Hà Tất Thắng, Director of the Work Safety Department under the Ministry of Labour, Invalids and Social Affairs, admits there's a problem. While the total number of workplace accidents has dipped in 2024, the severity of these recent incidents is alarming.

Thắng blames the accidents on employers who are not following safety rules and workers who have not received proper safety training. The lack of knowledge and skills, coupled with a relaxed attitude towards safety, create a hazardous working environment.

The Law on Occupational Safety and Health is clear: employers must prioritise safety. This means they are required to establish a system to manage risks, develop clear procedures and rules, assign supervisors and most importantly, train workers before they even step onto the job site.

For high-risk jobs, companies also need to create detailed work plans and have rescue measures in place in case of emergencies. Unfortunately, recent accidents suggest both employers and workers are cutting corners on safety.

Nguyễn Anh Thơ, Director of the Institute of Occupational Safety and Health under the General Confederation of Labour, believes many businesses have a skewed view of workplace safety.

He reveals that many businesses still see spending money on safety as a waste. They do the bare minimum to comply with regulations instead of recognising it as an investment in their workers' well-being and the company's future.

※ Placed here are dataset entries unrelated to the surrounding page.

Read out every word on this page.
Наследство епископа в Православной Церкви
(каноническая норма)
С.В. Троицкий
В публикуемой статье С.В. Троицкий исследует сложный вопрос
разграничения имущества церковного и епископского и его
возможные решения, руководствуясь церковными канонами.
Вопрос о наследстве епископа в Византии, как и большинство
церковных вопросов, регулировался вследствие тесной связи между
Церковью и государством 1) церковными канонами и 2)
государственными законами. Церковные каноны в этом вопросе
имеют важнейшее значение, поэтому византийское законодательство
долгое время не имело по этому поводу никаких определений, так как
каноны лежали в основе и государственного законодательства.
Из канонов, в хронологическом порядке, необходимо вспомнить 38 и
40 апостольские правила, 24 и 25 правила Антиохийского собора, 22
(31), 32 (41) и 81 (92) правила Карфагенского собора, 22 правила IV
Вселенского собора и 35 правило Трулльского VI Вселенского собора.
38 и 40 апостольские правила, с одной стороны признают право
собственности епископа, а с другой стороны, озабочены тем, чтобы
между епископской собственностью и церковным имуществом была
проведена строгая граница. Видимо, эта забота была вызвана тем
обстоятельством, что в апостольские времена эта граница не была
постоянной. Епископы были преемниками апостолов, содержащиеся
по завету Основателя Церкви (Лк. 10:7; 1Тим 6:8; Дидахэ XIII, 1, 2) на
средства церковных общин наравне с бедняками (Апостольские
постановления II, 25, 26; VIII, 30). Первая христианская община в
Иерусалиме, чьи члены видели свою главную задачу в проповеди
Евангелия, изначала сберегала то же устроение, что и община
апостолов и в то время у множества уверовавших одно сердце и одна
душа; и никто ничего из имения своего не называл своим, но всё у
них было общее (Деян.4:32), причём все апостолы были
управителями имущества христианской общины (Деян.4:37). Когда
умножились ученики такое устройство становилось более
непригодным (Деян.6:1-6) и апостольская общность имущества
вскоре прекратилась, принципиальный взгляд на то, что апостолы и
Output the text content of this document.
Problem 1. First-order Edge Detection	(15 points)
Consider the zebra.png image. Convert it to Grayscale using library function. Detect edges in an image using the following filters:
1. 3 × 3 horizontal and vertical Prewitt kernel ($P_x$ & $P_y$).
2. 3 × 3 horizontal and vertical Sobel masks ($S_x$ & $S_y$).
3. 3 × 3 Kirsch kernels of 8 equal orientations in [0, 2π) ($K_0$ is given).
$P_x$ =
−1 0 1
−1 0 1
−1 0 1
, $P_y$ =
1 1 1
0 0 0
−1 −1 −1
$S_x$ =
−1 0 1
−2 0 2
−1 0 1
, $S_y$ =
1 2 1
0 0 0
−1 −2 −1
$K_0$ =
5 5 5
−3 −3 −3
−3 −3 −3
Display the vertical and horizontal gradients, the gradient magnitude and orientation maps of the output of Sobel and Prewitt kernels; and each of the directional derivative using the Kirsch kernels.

"Companies need a reality check," Thơ argues. "Good working conditions, fair labour standards, and competitive wages and benefits are essential for attracting and keeping good employees."

Experts emphasise that ensuring workplace safety is a shared responsibility.

Government agencies must step up inspections and crack down on companies violating safety regulations. Employers must prioritise safety training for their workers, provide adequate protective gear and improve working conditions overall. Workers must be more aware of safety risks and follow rules in the workplace.

The Ministry of Labour, Invalids and Social Affairs is taking action by issuing a document urging local authorities to ramp up inspections and ensure employers follow occupational safety laws.

The focus will be on companies that provide services related to workplace safety, such as training, technical inspections and environmental monitoring.

The Ministry is also directing its inspectors to crack down on violations. For serious offenders, the Ministry could temporarily suspend their licences or even pursue criminal charges.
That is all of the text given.